= Moya Thompson =

Jamaican athlete

Moya Thompson (born 21 August 1982) is a Jamaican sprinter who specialized in the 400 metres. She is also known as a relay runner, winning a gold medal at the 2005 Central American and Caribbean Championships and setting a world best performance in the sprint medley relay.

==Career==
From 2002 to 2005, Thompson competed collegiately for the Lincoln Blue Tigers. She won the individual 400 metres title at the NCAA Division II women's indoor track and field championships in 2005 and took the individual silver in 2004. At the NCAA Division II women's outdoor track and field championships, she won back-to-back gold medals in 2003 and 2004 (and finished fourth in the 200 metres both times). She was selected by the USTFCCCA to the NCAA Division II Athlete Hall of Fame in 2023.
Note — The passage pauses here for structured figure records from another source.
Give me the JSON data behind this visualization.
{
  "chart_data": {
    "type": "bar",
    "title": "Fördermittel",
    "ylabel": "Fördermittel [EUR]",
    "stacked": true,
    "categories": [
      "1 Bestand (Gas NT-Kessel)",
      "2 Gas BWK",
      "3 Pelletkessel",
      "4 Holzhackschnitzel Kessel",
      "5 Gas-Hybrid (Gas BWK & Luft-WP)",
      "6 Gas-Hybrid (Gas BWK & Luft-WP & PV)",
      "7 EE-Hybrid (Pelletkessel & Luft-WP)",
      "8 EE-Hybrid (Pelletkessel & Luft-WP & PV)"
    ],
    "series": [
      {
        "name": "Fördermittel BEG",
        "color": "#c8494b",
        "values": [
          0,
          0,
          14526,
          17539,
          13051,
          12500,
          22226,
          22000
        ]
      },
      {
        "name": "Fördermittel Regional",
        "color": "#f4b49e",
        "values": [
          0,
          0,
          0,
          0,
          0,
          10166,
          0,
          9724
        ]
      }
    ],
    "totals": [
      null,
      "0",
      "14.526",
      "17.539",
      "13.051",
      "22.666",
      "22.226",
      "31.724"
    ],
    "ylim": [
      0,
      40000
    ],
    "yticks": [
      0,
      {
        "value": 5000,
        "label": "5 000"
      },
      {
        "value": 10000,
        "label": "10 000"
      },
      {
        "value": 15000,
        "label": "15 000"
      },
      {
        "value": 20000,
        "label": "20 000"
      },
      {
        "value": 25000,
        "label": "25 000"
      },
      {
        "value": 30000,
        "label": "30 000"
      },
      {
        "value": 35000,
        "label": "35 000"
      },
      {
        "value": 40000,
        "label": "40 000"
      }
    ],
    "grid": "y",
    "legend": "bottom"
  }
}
She finished fourth at the 2004 NACAC U23 Championships and sixth at the 2005 Central American and Caribbean Championships. At the 2005 CACC, she also won a gold medal in the 4 × 400 metres relay.

She was selected for the relay team at the 2006 World Indoor Championships, finishing fifth, and competed individually at the 2008 World Indoor Championships without reaching the final. After finishing eighth in the Jamaican championships that summer, she was selected for the 2008 Central American and Caribbean Championships where she raced without reaching the final.
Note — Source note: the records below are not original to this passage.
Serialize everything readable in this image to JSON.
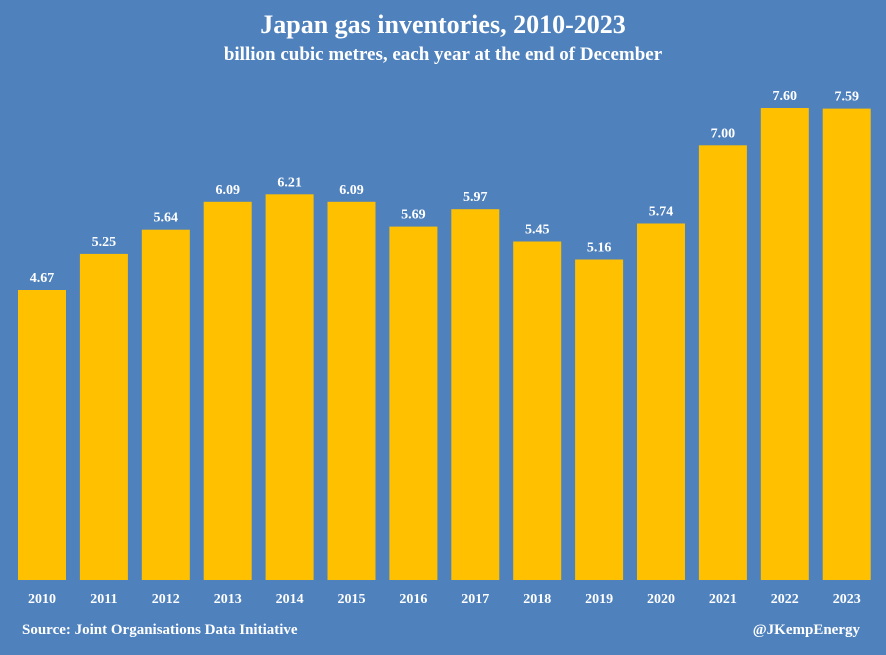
{
  "chart_data": {
    "type": "bar",
    "title": "Japan gas inventories, 2010-2023",
    "subtitle": "billion cubic metres, each year at the end of December",
    "categories": [
      "2010",
      "2011",
      "2012",
      "2013",
      "2014",
      "2015",
      "2016",
      "2017",
      "2018",
      "2019",
      "2020",
      "2021",
      "2022",
      "2023"
    ],
    "values": [
      4.67,
      5.25,
      5.64,
      6.09,
      6.21,
      6.09,
      5.69,
      5.97,
      5.45,
      5.16,
      5.74,
      7.0,
      7.6,
      7.59
    ],
    "value_labels": [
      "4.67",
      "5.25",
      "5.64",
      "6.09",
      "6.21",
      "6.09",
      "5.69",
      "5.97",
      "5.45",
      "5.16",
      "5.74",
      "7.00",
      "7.60",
      "7.59"
    ],
    "ylim": [
      0,
      7.6
    ],
    "grid": false,
    "legend": "none",
    "bar_color": "#ffc000",
    "background_color": "#4f81bd",
    "text_color": "#ffffff"
  },
  "footer": {
    "source": "Source: Joint Organisations Data Initiative",
    "credit": "@JKempEnergy"
  }
}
At the 2009 Penn Relays, she participated on a Jamaican team in the rarely contested sprint medley relay (200, 200, 400, 800). With Thompson unning the 400 metre leg, the team set a world best performance with 3:34.56 minutes. She also finished fifth at the 2009 Jamaican championships.

Her lifetime best result was 51.47 seconds, achieved in May 2006 in Atlanta, and later equalled during the semi-final of the 2008 Jamaican championships in Kingston.